Ronson never really comes up with answers either to why shaming is so tempting, nor to how we recover after being shamed. Unless we count hiring a specialist internet firm to bury the offending material under a ton of bland google entries. And I was surprised that he never went to talk to an ordinary psychotherapist, who would have told him some useful basic information about shame.
Shame only happens when an accusation chimes with a deep-seated fear that the criticism is correct. So the worse we feel about ourselves, the more vulnerable we are to being shamed. The answer, you might think, is to feel good about ourselves. But that urge is what provokes much of the thrashing around on social media that we see; the act of shaming is part and parcel of the need to tell others how ethical we are, what fabulous things we do, what great lives we are leading.

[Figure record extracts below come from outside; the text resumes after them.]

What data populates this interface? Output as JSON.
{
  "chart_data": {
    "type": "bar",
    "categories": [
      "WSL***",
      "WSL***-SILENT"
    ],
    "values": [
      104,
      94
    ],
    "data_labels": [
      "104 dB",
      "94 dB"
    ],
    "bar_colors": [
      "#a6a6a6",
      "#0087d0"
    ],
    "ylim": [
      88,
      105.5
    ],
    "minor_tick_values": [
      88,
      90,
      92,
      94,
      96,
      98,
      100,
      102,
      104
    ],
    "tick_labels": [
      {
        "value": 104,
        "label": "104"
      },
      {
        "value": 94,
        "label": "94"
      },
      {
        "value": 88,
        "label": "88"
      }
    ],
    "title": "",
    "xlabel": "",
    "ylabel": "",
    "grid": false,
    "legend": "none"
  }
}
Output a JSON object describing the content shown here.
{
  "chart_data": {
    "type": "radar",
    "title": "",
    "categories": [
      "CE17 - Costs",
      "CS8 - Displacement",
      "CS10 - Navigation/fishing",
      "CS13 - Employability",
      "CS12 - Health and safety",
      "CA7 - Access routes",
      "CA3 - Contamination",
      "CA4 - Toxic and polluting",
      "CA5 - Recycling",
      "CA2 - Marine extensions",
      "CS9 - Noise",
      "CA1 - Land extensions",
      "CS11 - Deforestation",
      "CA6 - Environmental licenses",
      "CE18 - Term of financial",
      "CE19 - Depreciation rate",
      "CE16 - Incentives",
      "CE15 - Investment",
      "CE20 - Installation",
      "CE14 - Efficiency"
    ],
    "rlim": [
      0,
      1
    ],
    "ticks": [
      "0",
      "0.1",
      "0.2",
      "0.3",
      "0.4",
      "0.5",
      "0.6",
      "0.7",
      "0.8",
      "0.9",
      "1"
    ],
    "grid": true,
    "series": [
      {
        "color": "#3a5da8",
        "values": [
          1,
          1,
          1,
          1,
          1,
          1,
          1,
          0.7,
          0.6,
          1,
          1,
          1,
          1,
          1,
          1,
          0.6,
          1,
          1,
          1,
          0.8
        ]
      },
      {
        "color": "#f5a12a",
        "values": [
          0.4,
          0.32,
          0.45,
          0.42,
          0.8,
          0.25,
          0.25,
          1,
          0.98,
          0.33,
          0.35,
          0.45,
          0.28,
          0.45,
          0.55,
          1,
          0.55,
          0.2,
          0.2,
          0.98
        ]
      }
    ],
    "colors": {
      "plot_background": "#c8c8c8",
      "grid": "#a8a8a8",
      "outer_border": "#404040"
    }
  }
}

Funnily enough our entire culture seems to have forgotten the unbeatable antidote to shame and never once is the word mentioned in Ronson’s book: humility – and for all concerned. Humility is the recognition that we are flawed, that we are going to make mistakes, that we do not have all the answers, and never will. It’s a gentle acceptance of the reality of the human condition, in the awareness that we can and do learn. It’s a kind thing and a quiet thing (which is probably why it’s in short supply on shouty social media).
Although Ronson’s book is essentially about shame, it’s the parts about the internet which are by far the most fascinating. If you travel here regularly, you know that the virtual world is ruled by energy and entropy, and given there are so few attempts to control what happens, we get a pretty accurate portrait of what unrestrained human energy can do. It’s essentially a junior school playground without enough dinner ladies. We know the internet is a place where wonderful things can happen, but it can be vicious and spiteful too. We need laws here, not least because this book shows us that the law is much kinder than we are.
In the absence of those laws, though, perhaps all would-be online shamers might consider one important distinction: attack the issue, and not the person.